Contrary to the popular adage, beauty is not solely in the eye of the beholder. Human perception is largely a multi-sensory experience, often initiated by visual stimuli. We function almost mechanistically, processing our environment through instinctual frameworks optimized for survival and reproduction.
Is Beauty Rooted in Biology?
Biologically speaking, our nervous systems operate at remarkable speeds, fueled by electrical currents. Neuronal circuits serve as pathways for the exchange of ions and molecules, orchestrating the intricate processes of information transmission and processing.
Does biology explain beauty?
No, not exactly.
The brain is ultimately so complex, the mind so rich, for scientists ever to arrive at simple neurological prescriptions for what makes art matter—to eliminate subjectivity, as it were—is not the aim (source).
The Judging Lens: More Than Just a Cover
It’s an open secret: we all evaluate a book by its cover before even recognizing it as a book. This is not inherently problematic; it’s a manifestation of our biological wiring to quickly assess our surroundings.
However, does this mean that evaluating a miniature painting should be a straightforward process based solely on its visual merits?
The question of aesthetics, even in something as apparently straightforward as a painting competition, is never solely a matter of immediate visual appeal.
It encompasses a labyrinth of factors, from the technical skills demonstrated to the emotions evoked, and perhaps even the historical context or the artist’s intent. Thus, while our initial judgments may be informed by our biology, our ultimate assessments of beauty are anything but simple.
How Does someone Judge the beauty in a Painted Miniature?
A judge in painting contest could look for several things:
- Clarity – how distinguishable are structural elements from other elements?
- Contrast – how far apart are the darkest to lightest values on the piece?
- Use of color – does color compete or cooperate within the piece to help clarity and contrast? Is there color harmony?
- Technique – the least important, hardest to judge without watching an artist actually work. Did the artist apply paint in a way that enhances rather than detracts from clarity, contrast, and color?
Here’s the problem.
If two models are close on the technical points above, then the judge would have to use less concrete clues on the skills of the artist.

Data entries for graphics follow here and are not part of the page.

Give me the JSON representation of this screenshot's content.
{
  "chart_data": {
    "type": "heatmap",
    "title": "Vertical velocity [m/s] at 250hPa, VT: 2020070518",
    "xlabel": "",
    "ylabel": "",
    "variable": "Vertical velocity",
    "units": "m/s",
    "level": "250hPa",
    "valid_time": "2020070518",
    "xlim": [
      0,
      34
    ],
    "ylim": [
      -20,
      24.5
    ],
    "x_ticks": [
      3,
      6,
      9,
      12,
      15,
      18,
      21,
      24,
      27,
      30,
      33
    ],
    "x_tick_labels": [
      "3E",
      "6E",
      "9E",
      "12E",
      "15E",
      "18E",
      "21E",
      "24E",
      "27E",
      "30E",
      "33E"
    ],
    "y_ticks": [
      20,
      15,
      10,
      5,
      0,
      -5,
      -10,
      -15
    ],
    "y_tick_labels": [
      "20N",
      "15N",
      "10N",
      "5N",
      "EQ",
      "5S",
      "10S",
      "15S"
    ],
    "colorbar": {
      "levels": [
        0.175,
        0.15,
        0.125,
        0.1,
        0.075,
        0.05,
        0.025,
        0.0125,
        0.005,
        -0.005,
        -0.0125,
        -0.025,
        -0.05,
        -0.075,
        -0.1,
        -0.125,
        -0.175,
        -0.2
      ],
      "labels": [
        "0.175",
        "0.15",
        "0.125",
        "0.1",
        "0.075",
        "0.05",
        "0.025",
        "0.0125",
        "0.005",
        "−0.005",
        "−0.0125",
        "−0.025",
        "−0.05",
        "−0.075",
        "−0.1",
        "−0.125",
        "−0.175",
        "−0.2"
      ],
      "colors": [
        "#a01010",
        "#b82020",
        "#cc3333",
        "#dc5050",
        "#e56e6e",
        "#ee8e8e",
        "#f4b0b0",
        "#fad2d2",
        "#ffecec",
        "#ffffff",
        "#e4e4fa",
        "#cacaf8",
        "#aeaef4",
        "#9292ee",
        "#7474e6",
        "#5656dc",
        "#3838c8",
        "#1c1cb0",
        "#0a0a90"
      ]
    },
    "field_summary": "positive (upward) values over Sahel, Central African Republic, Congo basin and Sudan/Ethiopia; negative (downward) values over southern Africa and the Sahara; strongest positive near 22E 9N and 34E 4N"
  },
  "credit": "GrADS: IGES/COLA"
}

The Abstract Concepts within a Narrative, Of Story, leave Biology Behind
Story: Does the piece connect with the viewer? Is there an effect on the emotional/affective level?
A way to describe how “story” might be used, is by examining the adjective words that a judge might need to describe the painted model.
For example, words like “gorgeous” are useful.
But a winning submission might evoke more narrative-like words, such as “gloomy”, “light hearted”, or “crunchy”.
“Story” can overcome many technical issues.
The Power of Story
Another measure that might be helpful is to understand how deeply you can make an interpretation of a painted model.
In other words, the deeper a person studies a piece of art, the less and less objective the measurement becomes.
Awesome stories don’t need a hard ending.
A great movie is one where you walk out of the theater and wonder what the characters are doing even after the credits roll.
There is a never ending story in a painted piece that evokes more-than-meets-the-eye.
You are left wanting more. You are awe-inspired.
Have you seen any works of art that make you feel this way?
While technical prowess in painting can certainly be honed through practice and study, the elusive element of “story” presents a more complex challenge. In miniature painting, as in all forms of art, the aesthetics go beyond the surface, beyond mere biology and initial impressions. It’s not just about clarity, contrast, use of color, or technique—though these are undeniably important.
The true power lies in narrative depth: the ability to evoke emotion, to tell a story that captivates the viewer. This element becomes the tiebreaker when two pieces are technically impeccable but differ in their emotional resonance. In this realm, we transcend biology and enter the domain of the abstract, where words like “gloomy,” “light-hearted,” or “crunchy” come to the fore, enriching our experience and interpretation.
As viewers, the more we delve into a piece, the more subjective our judgments become, adding layers of complexity that defy objective measurement. This holds true for any work of art—be it a movie that leaves you pondering the characters’ fates long after the credits roll, or a miniature painting that hints at a broader, awe-inspiring narrative.
So how do you enhance the narrative depth of your own work? That’s a subject worthy of its own exploration, and one that I plan to address in a future blog post. For now, it suffices to say that the best way to improve is to both create and consume more art.
To paint a picture is to tell a story; the better the storyteller you become, the more compelling your creations will be. Therefore, in the ongoing journey to elevate your miniature painting skills, let this be your guiding mantra: Admire more, paint more.